Eu e o meu irmão, que tanta música portuguesa ouvimos nesses anos 80, sem net, nem partilhas, nem acessos facilitados, ouvíamos a Gabriela na sua voz doce e melancólica (hesito entre o dengoso e o melancólico e podem ser ambos de facto). A Gabriela, um dia, foi-se embora de Portugal e eu dela guardo um Best Of como se fosse um álbum de fotografias onde estão alguns dos anos da minha vida.

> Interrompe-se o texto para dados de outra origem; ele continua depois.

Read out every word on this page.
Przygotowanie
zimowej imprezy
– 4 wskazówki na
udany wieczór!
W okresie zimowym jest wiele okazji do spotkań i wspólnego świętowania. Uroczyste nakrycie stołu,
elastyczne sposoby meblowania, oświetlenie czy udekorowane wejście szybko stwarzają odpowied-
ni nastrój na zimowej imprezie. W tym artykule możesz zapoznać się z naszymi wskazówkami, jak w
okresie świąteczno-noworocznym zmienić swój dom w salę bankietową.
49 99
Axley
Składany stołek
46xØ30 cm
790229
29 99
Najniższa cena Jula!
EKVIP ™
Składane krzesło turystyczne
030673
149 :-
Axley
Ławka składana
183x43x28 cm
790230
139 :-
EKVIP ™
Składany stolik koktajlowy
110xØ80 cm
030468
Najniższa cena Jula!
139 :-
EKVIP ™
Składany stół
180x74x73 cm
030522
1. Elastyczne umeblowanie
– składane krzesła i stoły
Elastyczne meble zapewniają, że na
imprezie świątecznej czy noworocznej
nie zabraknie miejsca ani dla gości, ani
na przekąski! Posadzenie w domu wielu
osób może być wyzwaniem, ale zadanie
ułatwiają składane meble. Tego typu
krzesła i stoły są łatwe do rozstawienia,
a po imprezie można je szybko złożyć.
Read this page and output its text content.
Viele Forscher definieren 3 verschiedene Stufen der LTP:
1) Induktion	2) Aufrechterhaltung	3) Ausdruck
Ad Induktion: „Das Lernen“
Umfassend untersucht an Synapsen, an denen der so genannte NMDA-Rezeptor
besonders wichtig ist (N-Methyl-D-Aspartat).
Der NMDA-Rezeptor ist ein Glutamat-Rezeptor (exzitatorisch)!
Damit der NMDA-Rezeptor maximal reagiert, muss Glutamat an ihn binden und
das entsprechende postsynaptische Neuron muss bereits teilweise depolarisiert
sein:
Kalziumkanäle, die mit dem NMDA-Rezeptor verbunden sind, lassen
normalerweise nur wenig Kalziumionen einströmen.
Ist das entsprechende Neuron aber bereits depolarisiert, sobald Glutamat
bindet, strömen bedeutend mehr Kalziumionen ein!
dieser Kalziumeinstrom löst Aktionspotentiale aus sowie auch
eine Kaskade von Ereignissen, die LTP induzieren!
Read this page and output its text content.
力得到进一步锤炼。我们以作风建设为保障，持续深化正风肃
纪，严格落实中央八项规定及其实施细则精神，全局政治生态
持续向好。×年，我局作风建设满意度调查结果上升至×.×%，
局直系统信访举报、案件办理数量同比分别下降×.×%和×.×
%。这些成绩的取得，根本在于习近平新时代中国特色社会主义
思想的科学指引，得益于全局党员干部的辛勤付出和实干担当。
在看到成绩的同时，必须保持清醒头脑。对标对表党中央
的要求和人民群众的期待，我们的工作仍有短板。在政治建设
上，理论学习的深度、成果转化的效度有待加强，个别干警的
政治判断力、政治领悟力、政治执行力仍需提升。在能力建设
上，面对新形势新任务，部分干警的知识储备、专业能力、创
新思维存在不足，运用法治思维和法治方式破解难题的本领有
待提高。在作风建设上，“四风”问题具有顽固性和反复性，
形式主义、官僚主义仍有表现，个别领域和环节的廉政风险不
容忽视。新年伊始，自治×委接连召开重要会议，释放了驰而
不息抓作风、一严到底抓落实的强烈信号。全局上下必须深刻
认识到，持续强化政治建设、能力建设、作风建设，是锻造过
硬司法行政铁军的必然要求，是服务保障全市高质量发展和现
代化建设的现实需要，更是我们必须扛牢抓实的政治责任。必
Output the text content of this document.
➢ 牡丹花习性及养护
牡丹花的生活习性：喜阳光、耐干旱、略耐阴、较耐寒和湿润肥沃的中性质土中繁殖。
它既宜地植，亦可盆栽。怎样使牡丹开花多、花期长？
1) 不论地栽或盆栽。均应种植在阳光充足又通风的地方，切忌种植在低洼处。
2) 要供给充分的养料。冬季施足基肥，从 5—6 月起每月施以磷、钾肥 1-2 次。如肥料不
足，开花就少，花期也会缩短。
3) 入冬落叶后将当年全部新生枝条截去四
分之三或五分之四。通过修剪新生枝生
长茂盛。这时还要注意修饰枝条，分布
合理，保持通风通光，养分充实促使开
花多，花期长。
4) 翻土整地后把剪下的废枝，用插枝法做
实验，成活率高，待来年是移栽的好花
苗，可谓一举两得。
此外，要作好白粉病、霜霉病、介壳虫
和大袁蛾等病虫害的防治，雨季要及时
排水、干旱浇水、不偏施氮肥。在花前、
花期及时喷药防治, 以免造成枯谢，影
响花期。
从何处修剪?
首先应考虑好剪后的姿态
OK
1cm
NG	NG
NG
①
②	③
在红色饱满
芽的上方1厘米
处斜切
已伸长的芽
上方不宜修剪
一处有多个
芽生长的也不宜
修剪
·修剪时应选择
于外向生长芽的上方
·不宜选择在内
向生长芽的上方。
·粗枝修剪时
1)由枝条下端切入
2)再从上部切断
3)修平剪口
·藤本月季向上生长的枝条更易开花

Quem diria que um dia nos juntávamos para fazer parte de um Festival da Canção?

Podemos começar por aí... Uma manhã estava eu na Radar em emissão quando recebi o telefonema da Carla Bugalho, da RTP, com o convite para fazer parte do júri do Festival. Explicou-me o que seria e eu aceitei. Havia a vontade de mudar e de imediato percebi que um certo estigma do festival seria absorvido pela aposta na diferença. Na diversidade?!

O Nuno Galopim começou a juntar músicos e as canções apareciam sem complexos. Tantos e tão diferentes: a Márcia, a Lena D'Água, a Celina, o Noiserv, o Pedro Siraiva, o Salvador. Quem? O Salvador, sim.

Quando tempos depois nos sentámos para ouvir e votar nas canções, e o Salvador nos sussurrou ao ouvido que se podia amar pelos dois, fiquei atarantada. Virei-me para o Nuno Markl, meu companheiro de avaliações espontâneas e disse: é isto, é mesmo isto. Ele e a Inês Lopes Gonçalves concordaram e mais tarde, todos percebemos que a escolha era inevitável: era uma canção tão pura e tão transversal que não podíamos se não levá-la ao colo e no coração. Lembro-me que na segunda semifinal, em direto na RTP 1, acabei a dizer que as canções e os artistas quando bons e com paixão fazem o seu caminho, e as canções podem ter vida própria. Esta ergueu-se diante de um país e de um continente. Chegámos à Eurovisão sem plumas nem lantejoulas. Acreditem, não há nada mais desarmante e desconcertante do que a simplicidade e a verdade, e esta canção tinha isto que era tudo.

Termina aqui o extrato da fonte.